Jump to content

Encoding issue


Recommended Posts

It seems app has an issue is related to incorrect encoding of {query} / script block.
 
For instance I'm typing "й" symbol and app sends it as 4 bytes, but actually it is 2 bytes in utf-8.
 
Could you please explain me:

  • How does app encode {query} / script block?
  • What kind of encodings does it use for that?
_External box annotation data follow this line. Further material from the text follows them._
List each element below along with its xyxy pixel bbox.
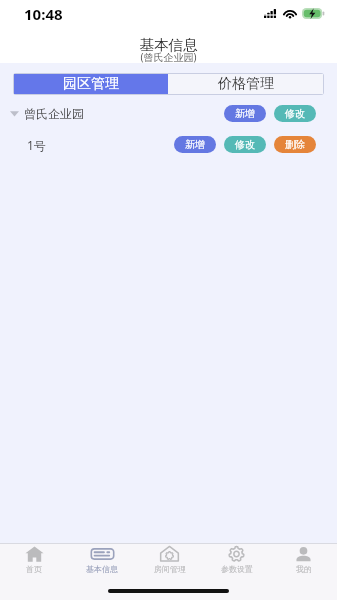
staticText: 删除 — [285, 138, 305, 151]
staticText: 修改 — [235, 138, 255, 151]
staticText: 房间管理 — [154, 564, 186, 574]
staticText: 修改 — [285, 107, 305, 120]
button[interactable]: Rooms — [136, 544, 203, 576]
button[interactable]: 修改 — [224, 136, 266, 153]
button[interactable]: 修改 — [274, 105, 316, 122]
staticText: 参数设置 — [221, 564, 253, 574]
staticText: 新增 — [185, 138, 205, 151]
button[interactable]: Home — [0, 544, 68, 576]
button[interactable]: 新增 — [174, 136, 216, 153]
staticText: 1号 — [27, 137, 46, 153]
staticText: 园区管理 — [63, 75, 119, 93]
button[interactable]: 新增 — [224, 105, 266, 122]
button[interactable]: Settings — [203, 544, 270, 576]
button[interactable]: Basic info — [68, 544, 136, 576]
button[interactable]: 园区管理 — [14, 74, 168, 94]
staticText: 曾氏企业园 — [24, 106, 84, 121]
button[interactable]: 删除 — [274, 136, 316, 153]
staticText: 我的 — [296, 564, 312, 574]
staticText: 首页 — [26, 564, 42, 574]
button[interactable]: 曾氏企业园 — [0, 98, 337, 129]
staticText: 基本信息 — [0, 36, 337, 54]
button[interactable]: 价格管理 — [168, 74, 323, 94]
staticText: 价格管理 — [218, 75, 274, 93]
staticText: 基本信息 — [86, 564, 118, 574]
button[interactable]: Profile — [270, 544, 337, 576]
staticText: (曾氏企业园) — [0, 50, 337, 64]
button[interactable]: 1号 — [0, 129, 337, 160]
staticText: 10:48 — [24, 4, 63, 24]
staticText: 新增 — [235, 107, 255, 120]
If you will try to run "init.rb" via terminal you will get:
 

ruby -Ku "init.rb" "й"
<?xml version="1.0"?><items><item uid="stats-0" valid="yes"><title>System</title><subtitle>hex: ["d0b9"], size: 2</subtitle><icon>icon.png</icon></item><item uid="stats-1" valid="yes"><title>Query</title><subtitle>hex: ["d0b9"], size: 2</subtitle><icon>icon.png</icon></item></items>

BUT if you will try to run code via workflow you will get:

<?xml version="1.0"?><items><item uid="stats-0" valid="yes"><title>System</title><subtitle>hex: ["d0b9"], size: 2</subtitle><icon>icon.png</icon></item><item uid="stats-1" valid="yes"><title>Query</title><subtitle>hex: ["d0b8cc86"], size: 4</subtitle><icon>icon.png</icon></item></items>

You can find the workflow here.
 

OS X 10.8.3
Alfred 2.0.2 (178)
Ruby 1.8.7 / 1.9.x / 2.0.x
Edited by mdreizin
Link to comment

It seems app has an issue is related to incorrect encoding of {query} / script block.

 

For instance I'm typing "й" symbol and app sends it as 4 bytes, but actually it is 2 bytes in utf-8.

 

Could you please explain me:

  • How does app encode {query} / script block?
  • What kind of encodings does it use for that?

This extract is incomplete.